In this set of experiments we investigate further the effect that the size of the time interval will have on the performance of Top-10 prefetching. Recall that a client has to make a certain number of references within the time interval before it is enabled to start prefetching from a server. Intuitively, we believe that a very small time interval will result in low hit ratio, since few clients will make enough references to qualify for prefetching. On the other hand, a very long interval will imply that more clients would make enough references to qualify for prefetching, thus increasing hit ratio and traffic as well. However, a very long time interval may result in dis-proportionate increase in traffic, since the documents that are popular at the beginning of the interval may not be popular at the end of it.

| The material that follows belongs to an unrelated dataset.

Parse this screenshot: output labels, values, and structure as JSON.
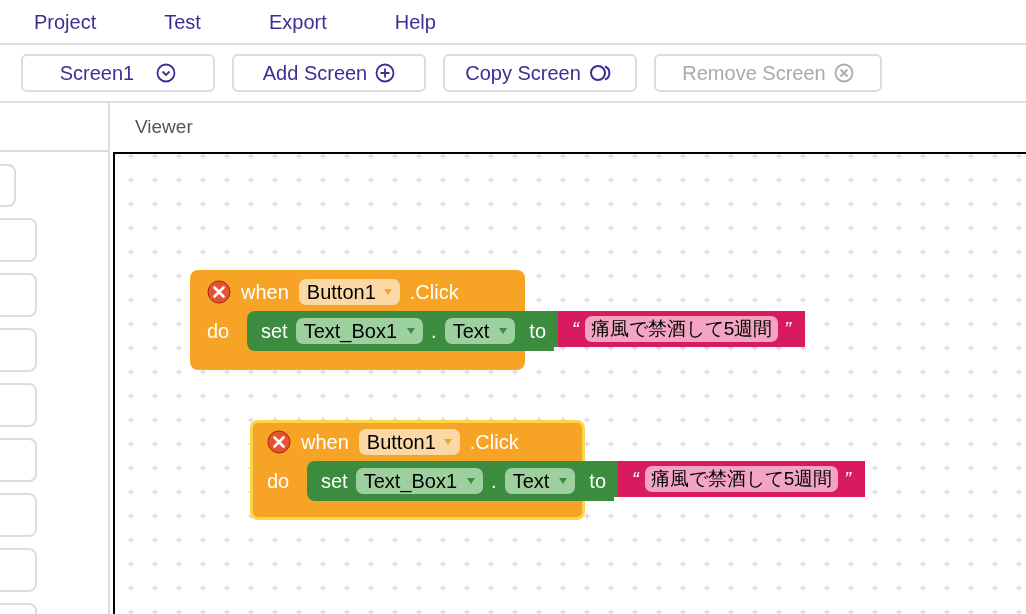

Figure 14: Hit Ratio as a function of the size of the TOP-10.
Figure 15: Traffic Increase as a function of the size of the TOP-10.
Figure 16: Hit Ratio as a function of the size of the TOP-10.
Figure 17: Traffic Increase as a function of the size of the TOP-10.
Figure 18: Hit Ratio as a function of the size of the TOP-10.
Figure 19: Traffic Increase as a function of the size of the TOP-10.
Figure 20: Hit Ratio as a function of the size of the TOP-10.
Figure 21: Traffic Increase as a function of the size of the TOP-10.
Figure 22: Hit Ratio as a function of the size of the TOP-10.
Figure 23: Traffic Increase as a function of the size of the TOP-10.
To investigate the influence of interval size, we run the simulations again for intervals ranging from 50,000 accesses to 350,000 accesses, and plotted the results for each server in figure 14 to 23. For each server we plot both the hit ratio and the traffic increase. We see that different servers achieve the best hit rates for different time intervals. For example, FORTH achieves best hit rate for time interval of 50,000 references, while FORTHnet achieves best hit rate for 350,000 references. The other servers achieve their best performance for time intervals of 200,000 references and larger. However, we should closely observe the large hit ratio may imply significant traffic increase as well. In all figures we see that for large values of the time interval and the TOP-10, the traffic increase may be unacceptably high. Fortunately, when TOP-10 is less than 500, the traffic increase is always low, while the hit ratio is close to the hit ratio achieved for much higher values of TOP-10. Thus, a value of TOP-10 equal to 500 seems a reasonable choice in all cases. The only exception to the rule seems to be NASA, that seems to achieve a good balance between hit ratio and traffic increase for values of TOP-10 around 100. The reason for this traffic increase lies in the size of the documents NASA provides to its clients: popular NASA documents are much bigger than popular documents of other servers. Figure 24 plots the size of the most popular files of all servers. We can easily see that NASA serves the largest files. For example, the 500 most popular documents of NASA are 22 MBytes long, while the 500 most popular documents of FORTHnet are only 2.2 Mbytes long. The reason is that NASA provides lots of large images that are very popular among many people. Thus, prefetching lots of documents from NASA may result in high traffic increase. Moreover unsuccessfully prefetched documents from NASA result in much higher traffic than unsuccessfully prefetched documents from any other server.
Figure 24: Size of the most popular documents.